The Prophet Malachi declared, "For you who fear my name, there will arise the sun of justice with its healing rays" (Ml 3,20). Light and happiness go together: "Joy for the upright in heart. Rejoice in the Lord, O you righteous, and give thanks to his holy name!" (Ps 96 ,11-12).
The Kingdom of God is a source of peace and serenity that overpowers the empire of darkness. A Jewish community in the time of Jesus sang: "Godlessness draws back before justice, just as darkness shrinks from light; godlessness will vanish forever and justice, like the sun, will be shown to be the beginning of the order of the world" (Libro dei misteri di Qumrln [Book of the Mysteries of Qumran]: 1Q 27, I, 5-7).
5. However, before we leave Psalm 96 , it is important that we rediscover, along with the face of the Lord the King, the profile of the faithful.

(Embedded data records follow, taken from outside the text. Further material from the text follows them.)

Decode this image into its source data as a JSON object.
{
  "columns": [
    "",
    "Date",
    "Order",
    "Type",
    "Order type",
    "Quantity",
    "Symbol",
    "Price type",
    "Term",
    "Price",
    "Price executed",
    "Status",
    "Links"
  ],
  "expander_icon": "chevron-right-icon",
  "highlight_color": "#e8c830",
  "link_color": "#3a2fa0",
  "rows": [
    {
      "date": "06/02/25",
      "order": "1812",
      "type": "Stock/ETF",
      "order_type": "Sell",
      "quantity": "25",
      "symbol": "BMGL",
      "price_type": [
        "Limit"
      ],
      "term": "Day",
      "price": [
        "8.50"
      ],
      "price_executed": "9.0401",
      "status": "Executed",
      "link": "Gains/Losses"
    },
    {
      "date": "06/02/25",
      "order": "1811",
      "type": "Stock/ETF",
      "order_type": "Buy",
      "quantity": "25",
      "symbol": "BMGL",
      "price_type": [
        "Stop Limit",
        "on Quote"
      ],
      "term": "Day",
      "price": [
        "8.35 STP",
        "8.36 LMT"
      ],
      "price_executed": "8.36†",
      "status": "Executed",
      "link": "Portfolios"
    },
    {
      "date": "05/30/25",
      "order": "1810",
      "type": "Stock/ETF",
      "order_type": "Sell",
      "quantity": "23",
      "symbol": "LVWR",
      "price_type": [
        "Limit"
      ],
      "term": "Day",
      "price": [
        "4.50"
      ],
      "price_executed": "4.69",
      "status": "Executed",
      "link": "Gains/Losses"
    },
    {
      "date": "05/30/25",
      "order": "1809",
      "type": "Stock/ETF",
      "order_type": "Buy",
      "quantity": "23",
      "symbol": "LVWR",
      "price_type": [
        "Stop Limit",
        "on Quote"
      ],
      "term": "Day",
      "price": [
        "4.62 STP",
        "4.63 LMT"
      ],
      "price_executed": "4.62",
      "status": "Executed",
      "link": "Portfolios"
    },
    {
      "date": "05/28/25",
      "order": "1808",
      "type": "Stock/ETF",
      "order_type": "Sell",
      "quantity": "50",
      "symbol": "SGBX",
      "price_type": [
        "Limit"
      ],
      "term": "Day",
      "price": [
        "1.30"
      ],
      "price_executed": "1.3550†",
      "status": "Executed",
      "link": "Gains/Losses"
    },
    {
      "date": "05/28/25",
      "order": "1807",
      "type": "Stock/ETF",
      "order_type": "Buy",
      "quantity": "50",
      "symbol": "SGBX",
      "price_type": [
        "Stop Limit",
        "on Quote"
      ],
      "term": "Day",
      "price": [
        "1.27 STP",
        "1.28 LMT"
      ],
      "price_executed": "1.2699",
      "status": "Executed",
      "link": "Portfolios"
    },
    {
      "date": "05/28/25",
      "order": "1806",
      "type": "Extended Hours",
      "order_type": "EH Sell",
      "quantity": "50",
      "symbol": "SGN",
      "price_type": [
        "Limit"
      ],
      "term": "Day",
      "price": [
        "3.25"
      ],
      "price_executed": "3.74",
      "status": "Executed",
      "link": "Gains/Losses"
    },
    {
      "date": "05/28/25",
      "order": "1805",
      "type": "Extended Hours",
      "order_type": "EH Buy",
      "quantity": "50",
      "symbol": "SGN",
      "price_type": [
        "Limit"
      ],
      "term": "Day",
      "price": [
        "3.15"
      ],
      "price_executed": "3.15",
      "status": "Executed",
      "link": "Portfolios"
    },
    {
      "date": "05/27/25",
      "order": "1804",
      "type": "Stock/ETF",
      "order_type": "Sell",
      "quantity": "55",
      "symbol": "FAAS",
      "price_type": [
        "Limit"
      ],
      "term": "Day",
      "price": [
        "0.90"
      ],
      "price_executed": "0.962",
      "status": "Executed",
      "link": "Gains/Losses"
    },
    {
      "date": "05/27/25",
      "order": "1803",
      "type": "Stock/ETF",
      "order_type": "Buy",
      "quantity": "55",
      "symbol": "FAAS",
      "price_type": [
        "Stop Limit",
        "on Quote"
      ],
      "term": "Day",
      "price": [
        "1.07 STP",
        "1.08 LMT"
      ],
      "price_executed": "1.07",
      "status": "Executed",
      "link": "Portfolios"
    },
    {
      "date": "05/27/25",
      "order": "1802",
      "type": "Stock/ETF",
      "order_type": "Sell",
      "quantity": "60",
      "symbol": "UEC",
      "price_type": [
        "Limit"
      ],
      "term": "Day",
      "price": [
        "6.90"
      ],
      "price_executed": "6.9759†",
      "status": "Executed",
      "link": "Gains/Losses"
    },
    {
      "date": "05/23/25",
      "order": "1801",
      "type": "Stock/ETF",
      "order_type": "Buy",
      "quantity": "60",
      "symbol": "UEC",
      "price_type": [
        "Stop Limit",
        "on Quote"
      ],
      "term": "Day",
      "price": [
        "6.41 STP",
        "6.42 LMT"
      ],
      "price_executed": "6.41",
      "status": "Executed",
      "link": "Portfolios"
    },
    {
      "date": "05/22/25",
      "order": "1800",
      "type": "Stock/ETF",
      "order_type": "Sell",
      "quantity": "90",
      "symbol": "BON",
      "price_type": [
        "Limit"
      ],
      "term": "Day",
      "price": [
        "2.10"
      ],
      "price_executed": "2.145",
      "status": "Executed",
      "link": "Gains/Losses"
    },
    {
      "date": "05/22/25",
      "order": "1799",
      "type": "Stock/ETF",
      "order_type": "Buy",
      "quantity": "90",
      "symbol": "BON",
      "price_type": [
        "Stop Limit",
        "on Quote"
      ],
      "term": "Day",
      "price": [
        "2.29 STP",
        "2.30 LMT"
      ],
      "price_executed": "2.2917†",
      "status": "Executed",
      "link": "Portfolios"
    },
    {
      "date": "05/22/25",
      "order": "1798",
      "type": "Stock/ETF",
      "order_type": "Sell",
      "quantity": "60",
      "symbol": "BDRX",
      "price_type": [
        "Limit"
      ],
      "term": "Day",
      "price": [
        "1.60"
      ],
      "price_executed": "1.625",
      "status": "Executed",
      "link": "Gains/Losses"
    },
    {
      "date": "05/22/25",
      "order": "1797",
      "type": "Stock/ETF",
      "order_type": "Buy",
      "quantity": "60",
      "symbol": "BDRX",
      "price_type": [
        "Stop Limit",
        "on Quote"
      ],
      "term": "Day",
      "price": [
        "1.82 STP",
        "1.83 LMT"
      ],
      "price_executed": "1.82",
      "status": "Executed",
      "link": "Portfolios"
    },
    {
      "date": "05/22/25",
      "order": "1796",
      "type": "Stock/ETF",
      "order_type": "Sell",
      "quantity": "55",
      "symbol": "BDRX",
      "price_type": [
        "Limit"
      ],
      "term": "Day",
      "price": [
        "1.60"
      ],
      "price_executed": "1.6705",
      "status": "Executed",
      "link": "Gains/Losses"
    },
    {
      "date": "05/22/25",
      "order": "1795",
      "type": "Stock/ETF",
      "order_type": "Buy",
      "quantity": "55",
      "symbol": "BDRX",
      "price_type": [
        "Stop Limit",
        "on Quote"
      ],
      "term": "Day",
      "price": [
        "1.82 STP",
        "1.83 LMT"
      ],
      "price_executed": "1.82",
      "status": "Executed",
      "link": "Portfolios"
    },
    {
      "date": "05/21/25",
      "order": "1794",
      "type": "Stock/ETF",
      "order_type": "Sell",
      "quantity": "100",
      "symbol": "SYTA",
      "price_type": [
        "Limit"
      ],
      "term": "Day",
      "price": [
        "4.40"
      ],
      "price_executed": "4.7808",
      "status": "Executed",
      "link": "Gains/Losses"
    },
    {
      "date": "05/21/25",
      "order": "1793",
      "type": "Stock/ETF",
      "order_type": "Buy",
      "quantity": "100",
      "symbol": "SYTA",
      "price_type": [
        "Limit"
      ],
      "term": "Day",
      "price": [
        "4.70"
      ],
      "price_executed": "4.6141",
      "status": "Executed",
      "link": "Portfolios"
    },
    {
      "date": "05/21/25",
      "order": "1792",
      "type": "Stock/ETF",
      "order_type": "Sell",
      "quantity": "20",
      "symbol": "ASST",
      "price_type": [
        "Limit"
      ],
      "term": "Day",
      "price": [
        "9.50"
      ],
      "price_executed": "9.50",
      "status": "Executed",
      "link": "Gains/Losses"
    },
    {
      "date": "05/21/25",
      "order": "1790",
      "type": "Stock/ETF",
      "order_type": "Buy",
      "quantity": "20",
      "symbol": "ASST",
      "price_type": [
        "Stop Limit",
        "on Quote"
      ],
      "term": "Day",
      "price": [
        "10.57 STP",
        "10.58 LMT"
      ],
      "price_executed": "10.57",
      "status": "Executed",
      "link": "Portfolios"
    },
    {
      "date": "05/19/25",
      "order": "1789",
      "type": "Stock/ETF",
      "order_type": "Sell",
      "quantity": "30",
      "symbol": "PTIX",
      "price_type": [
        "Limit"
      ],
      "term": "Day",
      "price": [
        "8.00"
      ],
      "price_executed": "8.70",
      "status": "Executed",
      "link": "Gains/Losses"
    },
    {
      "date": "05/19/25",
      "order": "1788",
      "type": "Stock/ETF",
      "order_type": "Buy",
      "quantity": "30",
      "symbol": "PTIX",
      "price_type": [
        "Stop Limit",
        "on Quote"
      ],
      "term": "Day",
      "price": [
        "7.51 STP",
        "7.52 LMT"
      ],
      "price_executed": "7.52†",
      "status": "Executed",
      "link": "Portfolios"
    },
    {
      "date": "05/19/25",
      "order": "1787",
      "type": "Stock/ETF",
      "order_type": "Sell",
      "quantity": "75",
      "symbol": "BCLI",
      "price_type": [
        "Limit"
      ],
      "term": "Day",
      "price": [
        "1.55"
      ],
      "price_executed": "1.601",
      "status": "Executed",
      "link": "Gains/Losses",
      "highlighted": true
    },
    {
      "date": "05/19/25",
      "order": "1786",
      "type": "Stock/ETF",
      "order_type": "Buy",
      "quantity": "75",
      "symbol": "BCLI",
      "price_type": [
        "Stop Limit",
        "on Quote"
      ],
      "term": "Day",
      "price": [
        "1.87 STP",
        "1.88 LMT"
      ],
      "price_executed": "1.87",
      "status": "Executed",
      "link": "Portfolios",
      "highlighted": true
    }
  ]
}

Seven features are described, the sign of perfection and fullness. Those who await the coming of the great divine King hate evil, love the Lord, are the hasîdîm, the faithful (cf. v. 10), who walk in the path of justice, are upright of heart (cf. v. 11), rejoice in the works of God and give thanks to the holy name of the Lord (cf. v. 12). Let us ask the Lord to make these spiritual features shine in our faces.
The Holy Father then addressed the faithful in French, German, Spanish, Portuguese, Dutch, Hungarian, Croatian and Italian, with a special word for the young people, the sick and the newly-wed. To the English-speaking pilgrims and visitors he said:
I offer a warm welcome to the Franciscan Brothers of Brooklyn in pilgrimage to Rome and Assisi. I also thank the many Choirs present for their praise of God in song. Upon all the English-speaking pilgrims and visitors present at today’s Audience, especially those from England, Ireland, Japan and the United States, I cordially invoke the grace and peace of the Risen Lord.